Разве мы заполучили бы Кафку, если бы Макс Брод послушался последней воли друга и уничтожил рукописи? Или, в совсем иной ситуации, гроссмановскую «Жизнь и судьбу»? Иногда для истории культуры важно не выполнить завещание или чей-то приказ47. А если перед нами три рукописи, одинакового качества и одинаково древних, «надежных», но с десятком разночтений на страницу? Всякий раз издатель принимает решение. И всякий раз – сознательно или несознательно – свое решение он соотносит либо с конкретным автором, если таковой известен, либо с «идеей» автора, в создании текста так или иначе участвовавшего.
Взгляд на литературный памятник, чуткий к палеографии и кодикологии, специфичен. Он подсказывает, что писец или писцы, поколения переписчиков – тоже участники жизни интересующего нас произведения, участники если не полноправные, то уж точно дееспособные48. Скромные переписчики «Романа о Розе» из самых добрых побуждений иногда обогащали или слегка меняли рифмы Гильома де Лорриса, ориентируясь на Жана де Мена в качестве напросившегося в соавторы авторитета. Например, кому-то пришло в голову figure («образ») заменить на faiture («изделие») в пассаже о глядящемся в водяное зеркало Нарциссе (ст. 1487, 1558). Возможно, совсем не глупый переписчик думал и о Пигмалионе, которому предстояло действительно «сделать» образ своими руками (20826, 20844), и о «творениях» Природы, которые та выковывает, что твой Гефест (19086). С точки зрения истории идей, замена небезынтересная. Переписчики, словно заправские редакторы наших дней, стремились «причесать» роман для придания ему единства даже на лексическом уровне. Мы же не будем спорить с тем простым фактом, что сегодня книжное дело немыслимо без армии профессиональных и желательно прилично оплачиваемых редакторов?
Итак, иной переписчик или стоящий у него над душой начальник, глава мастерской, подвергает предоставленный ему для копирования текст макияжу. Но что с этим макияжем делать нам, читателям XXI века? В подобных ситуациях компетенция текстолога, чутье критика, право научного издателя вступают в диалог с правами автора, авторов, переписчиков, первопечатников. Диалог мирный, но далеко не всегда простой49. Порой мы ищем автора с такой же одержимостью, с какой историк искусства ищет «школу», «стиль» и «руку»50. И как в истории искусства этой благородной задаче часто приходится поставить границы возможного, так и в реконструкции авторской воли в средневековом тексте вместо архетипа и Ur-Text’a часто мы довольствуемся «открытым произведением», «отсутствующей структурой», воспеваем «хвалу разночтению»51.

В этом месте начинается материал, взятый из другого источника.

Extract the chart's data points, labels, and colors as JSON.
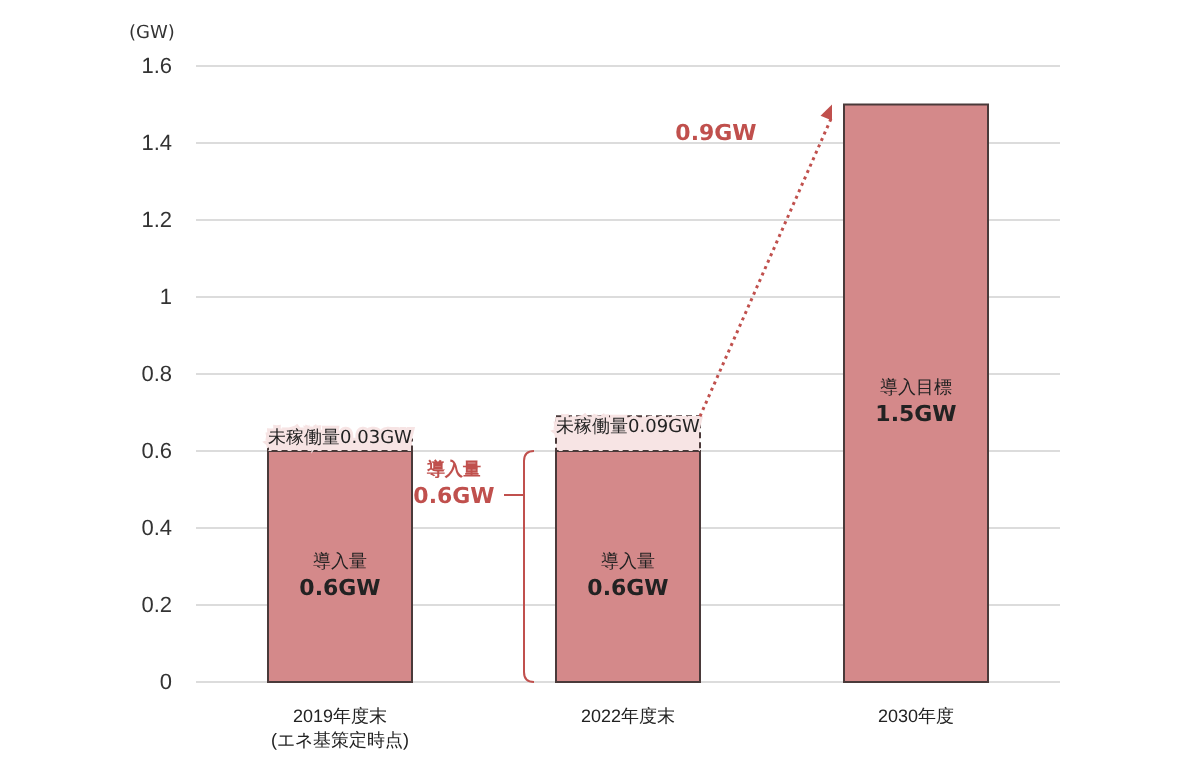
{
  "chart_data": {
    "type": "bar",
    "stacked": true,
    "ylabel": "(GW)",
    "categories": [
      "2019年度末\n(エネ基策定時点)",
      "2022年度末",
      "2030年度"
    ],
    "series": [
      {
        "name": null,
        "color": "#d4898a",
        "values": [
          0.6,
          0.6,
          1.5
        ],
        "value_labels": [
          "導入量\n0.6GW",
          "導入量\n0.6GW",
          "導入目標\n1.5GW"
        ]
      },
      {
        "name": null,
        "color": "#f7e4e4",
        "line_style": "dashed",
        "values": [
          0.03,
          0.09,
          null
        ],
        "value_labels": [
          "未稼働量0.03GW",
          "未稼働量0.09GW",
          null
        ]
      }
    ],
    "ylim": [
      0,
      1.6
    ],
    "yticks": [
      0,
      0.2,
      0.4,
      0.6,
      0.8,
      1,
      1.2,
      1.4,
      1.6
    ],
    "grid": "y",
    "annotations": [
      "導入量\n0.6GW",
      "0.9GW"
    ]
  }
}
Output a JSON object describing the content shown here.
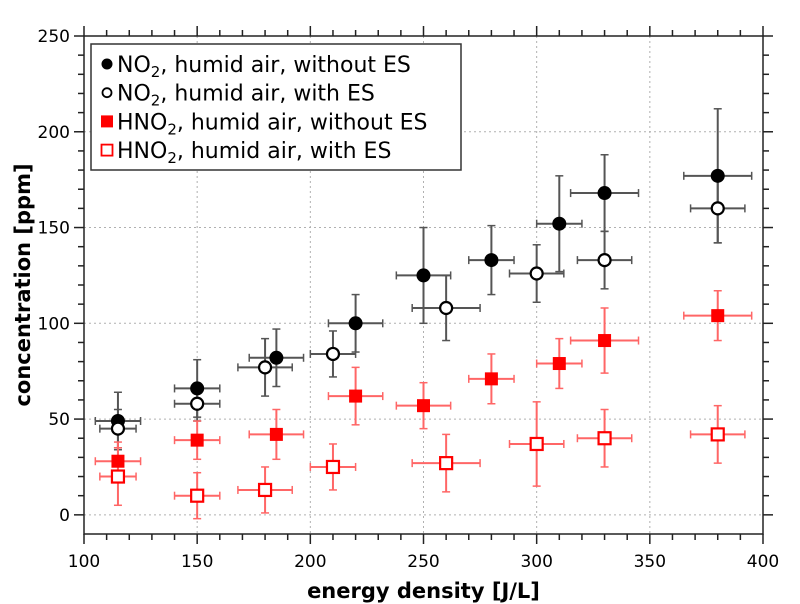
{
  "chart_data": {
    "type": "scatter",
    "title": "",
    "xlabel": "energy density [J/L]",
    "ylabel": "concentration [ppm]",
    "xlim": [
      100,
      400
    ],
    "ylim": [
      -10,
      250
    ],
    "xticks": [
      100,
      150,
      200,
      250,
      300,
      350,
      400
    ],
    "yticks": [
      0,
      50,
      100,
      150,
      200,
      250
    ],
    "x_minor_step": 10,
    "y_minor_step": 10,
    "grid": true,
    "legend_position": "top-left",
    "series": [
      {
        "name": "NO2, humid air, without ES",
        "legend": {
          "prefix": "NO",
          "sub": "2",
          "suffix": ", humid air, without ES"
        },
        "marker": "circle",
        "filled": true,
        "color": "#000000",
        "errorbar_color": "#555555",
        "points": [
          {
            "x": 115,
            "y": 49,
            "xerr": 10,
            "yerr": 15
          },
          {
            "x": 150,
            "y": 66,
            "xerr": 10,
            "yerr": 15
          },
          {
            "x": 185,
            "y": 82,
            "xerr": 12,
            "yerr": 15
          },
          {
            "x": 220,
            "y": 100,
            "xerr": 12,
            "yerr": 15
          },
          {
            "x": 250,
            "y": 125,
            "xerr": 12,
            "yerr": 25
          },
          {
            "x": 280,
            "y": 133,
            "xerr": 10,
            "yerr": 18
          },
          {
            "x": 310,
            "y": 152,
            "xerr": 10,
            "yerr": 25
          },
          {
            "x": 330,
            "y": 168,
            "xerr": 15,
            "yerr": 20
          },
          {
            "x": 380,
            "y": 177,
            "xerr": 15,
            "yerr": 35
          }
        ]
      },
      {
        "name": "NO2, humid air, with ES",
        "legend": {
          "prefix": "NO",
          "sub": "2",
          "suffix": ", humid air, with ES"
        },
        "marker": "circle",
        "filled": false,
        "color": "#000000",
        "errorbar_color": "#555555",
        "points": [
          {
            "x": 115,
            "y": 45,
            "xerr": 8,
            "yerr": 10
          },
          {
            "x": 150,
            "y": 58,
            "xerr": 10,
            "yerr": 9
          },
          {
            "x": 180,
            "y": 77,
            "xerr": 12,
            "yerr": 15
          },
          {
            "x": 210,
            "y": 84,
            "xerr": 10,
            "yerr": 12
          },
          {
            "x": 260,
            "y": 108,
            "xerr": 15,
            "yerr": 17
          },
          {
            "x": 300,
            "y": 126,
            "xerr": 12,
            "yerr": 15
          },
          {
            "x": 330,
            "y": 133,
            "xerr": 12,
            "yerr": 15
          },
          {
            "x": 380,
            "y": 160,
            "xerr": 12,
            "yerr": 18
          }
        ]
      },
      {
        "name": "HNO2, humid air, without ES",
        "legend": {
          "prefix": "HNO",
          "sub": "2",
          "suffix": ", humid air, without ES"
        },
        "marker": "square",
        "filled": true,
        "color": "#ff0000",
        "errorbar_color": "#ff6666",
        "points": [
          {
            "x": 115,
            "y": 28,
            "xerr": 10,
            "yerr": 10
          },
          {
            "x": 150,
            "y": 39,
            "xerr": 10,
            "yerr": 10
          },
          {
            "x": 185,
            "y": 42,
            "xerr": 12,
            "yerr": 13
          },
          {
            "x": 220,
            "y": 62,
            "xerr": 12,
            "yerr": 15
          },
          {
            "x": 250,
            "y": 57,
            "xerr": 12,
            "yerr": 12
          },
          {
            "x": 280,
            "y": 71,
            "xerr": 10,
            "yerr": 13
          },
          {
            "x": 310,
            "y": 79,
            "xerr": 10,
            "yerr": 13
          },
          {
            "x": 330,
            "y": 91,
            "xerr": 15,
            "yerr": 17
          },
          {
            "x": 380,
            "y": 104,
            "xerr": 15,
            "yerr": 13
          }
        ]
      },
      {
        "name": "HNO2, humid air, with ES",
        "legend": {
          "prefix": "HNO",
          "sub": "2",
          "suffix": ", humid air, with ES"
        },
        "marker": "square",
        "filled": false,
        "color": "#ff0000",
        "errorbar_color": "#ff6666",
        "points": [
          {
            "x": 115,
            "y": 20,
            "xerr": 8,
            "yerr": 15
          },
          {
            "x": 150,
            "y": 10,
            "xerr": 10,
            "yerr": 12
          },
          {
            "x": 180,
            "y": 13,
            "xerr": 12,
            "yerr": 12
          },
          {
            "x": 210,
            "y": 25,
            "xerr": 10,
            "yerr": 12
          },
          {
            "x": 260,
            "y": 27,
            "xerr": 15,
            "yerr": 15
          },
          {
            "x": 300,
            "y": 37,
            "xerr": 12,
            "yerr": 22
          },
          {
            "x": 330,
            "y": 40,
            "xerr": 12,
            "yerr": 15
          },
          {
            "x": 380,
            "y": 42,
            "xerr": 12,
            "yerr": 15
          }
        ]
      }
    ]
  }
}
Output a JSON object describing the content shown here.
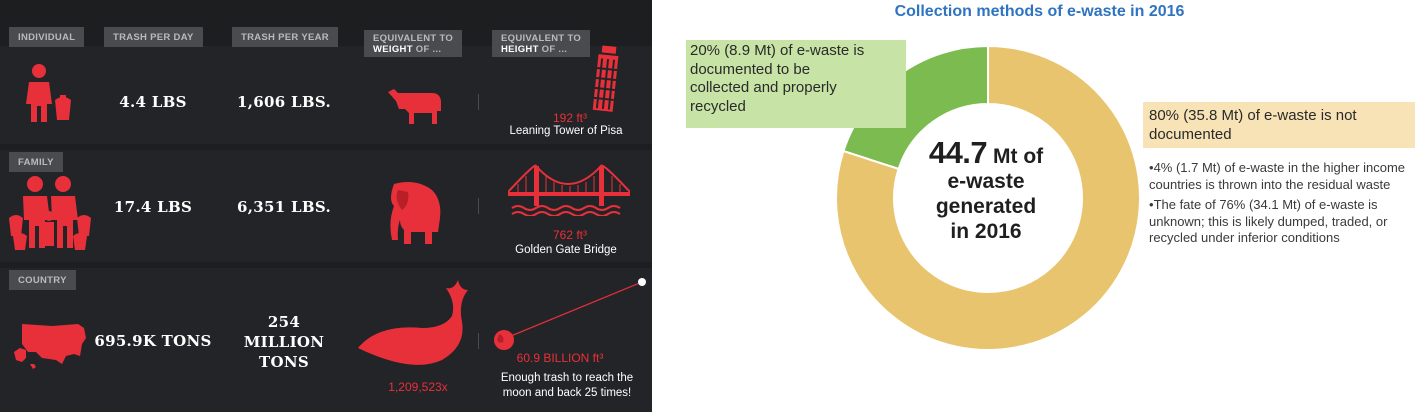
{
  "infographic": {
    "headers": {
      "individual": "INDIVIDUAL",
      "per_day": "TRASH PER DAY",
      "per_year": "TRASH PER YEAR",
      "weight_pre": "EQUIVALENT TO",
      "weight_hl": "WEIGHT",
      "weight_post": "OF ...",
      "height_pre": "EQUIVALENT TO",
      "height_hl": "HEIGHT",
      "height_post": "OF ..."
    },
    "rows": [
      {
        "label": "",
        "per_day": "4.4 LBS",
        "per_year": "1,606 LBS.",
        "weight_icon": "cow-icon",
        "height_value": "192 ft³",
        "height_caption": "Leaning Tower of Pisa",
        "height_icon": "tower-of-pisa-icon"
      },
      {
        "label": "FAMILY",
        "per_day": "17.4 LBS",
        "per_year": "6,351 LBS.",
        "weight_icon": "elephant-icon",
        "height_value": "762 ft³",
        "height_caption": "Golden Gate Bridge",
        "height_icon": "golden-gate-bridge-icon"
      },
      {
        "label": "COUNTRY",
        "per_day": "695.9K TONS",
        "per_year_1": "254",
        "per_year_2": "MILLION",
        "per_year_3": "TONS",
        "weight_icon": "whale-icon",
        "weight_value": "1,209,523x",
        "height_value": "60.9 BILLION ft³",
        "height_caption_1": "Enough trash to reach the",
        "height_caption_2": "moon and back 25 times!",
        "height_icon": "earth-moon-icon"
      }
    ],
    "colors": {
      "accent": "#e8303a",
      "background": "#1d1e20"
    }
  },
  "chart_data": {
    "type": "pie",
    "title": "Collection methods of e-waste in 2016",
    "center_value": "44.7",
    "center_unit": "Mt of",
    "center_line2": "e-waste",
    "center_line3": "generated",
    "center_line4": "in 2016",
    "total_mt": 44.7,
    "slices": [
      {
        "name": "documented",
        "percent": 20,
        "value_mt": 8.9,
        "color": "#7cbb4f",
        "label_1": "20% (8.9 Mt) of e-waste is",
        "label_2": "documented to be",
        "label_3": "collected and properly",
        "label_4": "recycled"
      },
      {
        "name": "not documented",
        "percent": 80,
        "value_mt": 35.8,
        "color": "#e9c46f",
        "label_1": "80% (35.8 Mt) of e-waste is not",
        "label_2": "documented"
      }
    ],
    "notes": [
      "4% (1.7 Mt) of e-waste in the higher income countries is thrown into the residual waste",
      "The fate of 76% (34.1 Mt) of e-waste is unknown; this is likely dumped, traded, or recycled under inferior conditions"
    ]
  }
}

Можно также смириться с тем, что в истории средневековых текстов, во всяком случае западных, следует различать два рода рукописной традиции. Одну вслед за Альберто Варваро можно назвать «стабильной» или, если переводить буквально, «пребывающей в покое» (итал. quiescente), другую – «активной» (итал. attiva). В первом случае переписчик вмешивается в текст исключительно ради исправления недостатков. Во втором он считает себя вправе модернизировать его, приспосабливать к специфическим условиям своей работы, вкусам заказчика, эпохи, страны52. Две эти позиции писцов действительно зафиксированы, и само их наличие как раз многое говорит о бытовавших веками представлениях об авторском праве.
При том что современное законодательство об авторском праве высоко развито во всех цивилизованных странах, нетрудно догадаться, что проблема, которая нас здесь занимает в историческом ключе, выходит как за рамки юриспруденции, так и за рамки литературоведения и исторической поэтики. Она – сам механизм культуры, хотя бы потому, что «текст, лишившись отца, обретает приемных родителей – читательскую публику»53. Она же – не последнее звено в цепи социальных связей, потому что они осуществляются с помощью речи, как устной, так и записанной.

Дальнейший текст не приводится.